Not Such a Useful Screening Tool
A recent study published in the August issue of Archives of Pediatric and Adolescent Medicine has raised concerns that the AAP weight screening guidelines are not accurately predicting the group of children and adolescents who are most likely to be helped by the test. Using information on blood lipid levels and body mass index obtained by the National Health and Nutrition Examination Survey (NHANES) the researchers looked at 9338 children, ages 3−18 years. By looking at the lipid values for these children and teens at a variety of BMI measurements, they were able to determine whether the measurement would have been helpful in identifying the children whose lipids were likely to be abnormal. They found that if they used the AAP body mass index recommendations for screening, they would have missed a significant number of children with elevated total cholesterol and decreased LDL which the AAP recommends be considered for treatment with medication. The BMI was somewhat more helpful for abnormal HDL and triglycerides, which are treated with dietary management, just as one would with any overweight or obese pediatric patient.

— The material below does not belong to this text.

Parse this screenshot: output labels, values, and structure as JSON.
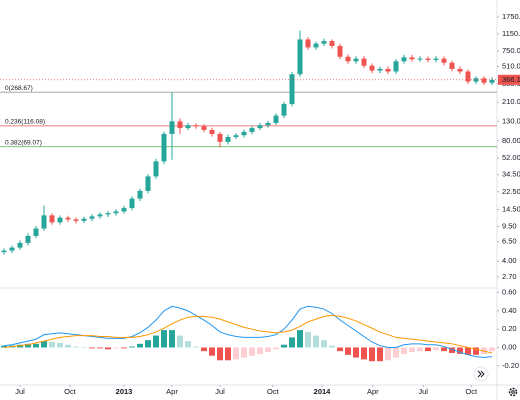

They found that the BMI is not an effective way to identify those children and adolescents who would benefit from screening for abnormal lipids because it is least accurate for the group that might most benefit from medication as well as dietary management. As a result they concluded that a BMI− based screening test that misses as many as half of children and adolescents with the problem isn't useful.

What Parents Should Take Away From This Controversy
Despite, or really, because of these unresolved issues, the researchers are concerned about overweight and obesity in the pediatric population, and the likelihood that lipid abnormalities that are present early in life will likely have some negative impact on cardiovascular health down the line. They recommend a population−wide preventive strategy that emphasizes a low saturated fat and low cholesterol diet starting in infancy. Studies have demonstrated that such a diet is beneficial to serum cholesterol values and coronary artery function later in childhood and does not have negative consequences on physical growth, achievement of developmental milestones and age appropriate thinking and reasoning skills, or normal onset of puberty. They call on the American Academy of Pediatrics to adopt a general dietary policy to prevent cardiovascular disease in the entire pediatric population.

It is far easier to prevent a child from becoming overweight than getting an overweight child to lose weight. Adopting a healthy diet and exercise program early in life, decreasing time spent sitting indoors, and reinforcing healthy food choices are critical if parents want to positively impact their children's health throughout their life. Parents may wish to discuss their children's diet with their primary care provider, or they may want to request a referral to a nutritionist to determine the saturated fat and cholesterol sources in their family's daily diet and learn how to reduce them. If parents are concerned that their child is at risk for abnormal blood lipids, they should ask their child's doctor whether a blood test would be helpful.